God knew our dream home was on the market so He needed to create a situation where we needed to move. At the moment it was another tough blow. The uncertainty of the entire situation was hard to handle for me. We felt burned by landlords and physical and financially exhausted from all of the moves. I was afraid we wouldn’t find a place to move in time (we were told the house we were living in would sell in 3 days after it was listed so we were looking at needing to move out in 45 days at most). But God showed up in big ways. God provided above all that we could even ask or think. God answered our prayers, He gave us our dream home when we were not even expecting it.
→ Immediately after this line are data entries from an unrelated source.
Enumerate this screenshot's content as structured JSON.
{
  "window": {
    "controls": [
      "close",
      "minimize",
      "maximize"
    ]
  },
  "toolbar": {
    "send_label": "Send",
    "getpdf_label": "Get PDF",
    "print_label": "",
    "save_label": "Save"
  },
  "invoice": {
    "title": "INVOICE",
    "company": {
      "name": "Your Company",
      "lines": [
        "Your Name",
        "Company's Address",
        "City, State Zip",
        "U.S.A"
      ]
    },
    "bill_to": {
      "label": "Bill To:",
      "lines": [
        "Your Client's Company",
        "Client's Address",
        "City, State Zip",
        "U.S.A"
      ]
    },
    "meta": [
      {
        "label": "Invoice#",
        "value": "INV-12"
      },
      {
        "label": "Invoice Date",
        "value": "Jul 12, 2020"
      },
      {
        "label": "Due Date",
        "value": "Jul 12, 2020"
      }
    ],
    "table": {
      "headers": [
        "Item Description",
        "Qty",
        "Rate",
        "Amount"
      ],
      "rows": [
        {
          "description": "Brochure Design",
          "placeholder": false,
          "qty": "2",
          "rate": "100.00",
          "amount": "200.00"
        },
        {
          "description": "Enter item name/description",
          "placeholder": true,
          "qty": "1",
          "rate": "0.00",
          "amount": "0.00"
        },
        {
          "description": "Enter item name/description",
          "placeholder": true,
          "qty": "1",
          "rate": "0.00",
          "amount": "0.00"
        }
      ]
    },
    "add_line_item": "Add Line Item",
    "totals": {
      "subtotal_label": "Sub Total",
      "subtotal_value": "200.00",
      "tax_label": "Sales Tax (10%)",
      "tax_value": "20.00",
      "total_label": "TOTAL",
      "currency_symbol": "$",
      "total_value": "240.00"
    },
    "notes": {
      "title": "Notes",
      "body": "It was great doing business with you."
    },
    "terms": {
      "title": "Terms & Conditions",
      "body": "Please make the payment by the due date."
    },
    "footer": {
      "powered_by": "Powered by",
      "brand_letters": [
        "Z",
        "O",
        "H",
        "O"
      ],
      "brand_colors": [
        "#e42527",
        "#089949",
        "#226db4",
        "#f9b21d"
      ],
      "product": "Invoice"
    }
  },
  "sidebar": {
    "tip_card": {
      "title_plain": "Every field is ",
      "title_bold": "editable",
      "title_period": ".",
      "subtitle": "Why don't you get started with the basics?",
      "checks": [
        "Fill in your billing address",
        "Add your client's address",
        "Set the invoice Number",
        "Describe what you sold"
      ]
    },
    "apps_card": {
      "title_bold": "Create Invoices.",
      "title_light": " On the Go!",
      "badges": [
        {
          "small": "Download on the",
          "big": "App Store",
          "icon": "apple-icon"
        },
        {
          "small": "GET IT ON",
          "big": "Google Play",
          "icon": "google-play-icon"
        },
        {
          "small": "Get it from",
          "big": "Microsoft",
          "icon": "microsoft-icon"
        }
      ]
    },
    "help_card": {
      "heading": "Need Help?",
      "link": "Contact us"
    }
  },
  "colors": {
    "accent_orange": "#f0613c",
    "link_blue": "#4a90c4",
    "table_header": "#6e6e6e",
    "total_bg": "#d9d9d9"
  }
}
During those 6 weeks, I felt so many different feelings. But I walked away from it feeling more loved by God than I have in a long time. I needed tangible ways of God’s love at that point in my life. It has been a hard few years and I was at my breaking point and God knew it. God took me under His wings and covered me with His love.
As I walk through this house each day, I am constantly reminded of God’s love towards me. I feel so blessed and amazed at how the story unfolded. My hope is that if I ever feel unloved, or lacking in the blessings department that I will just walk through my home and remind myself just how much God loved me.
Friend, God loves you too. If you are in what feels like a dry season or a hard time, remind yourself of just how God has shown His love towards you in the past. And know in your heart that He will show you just how much He loves in due time. We all need to go through the hard seasons because it’s in those hard times that we grow closer to the Father.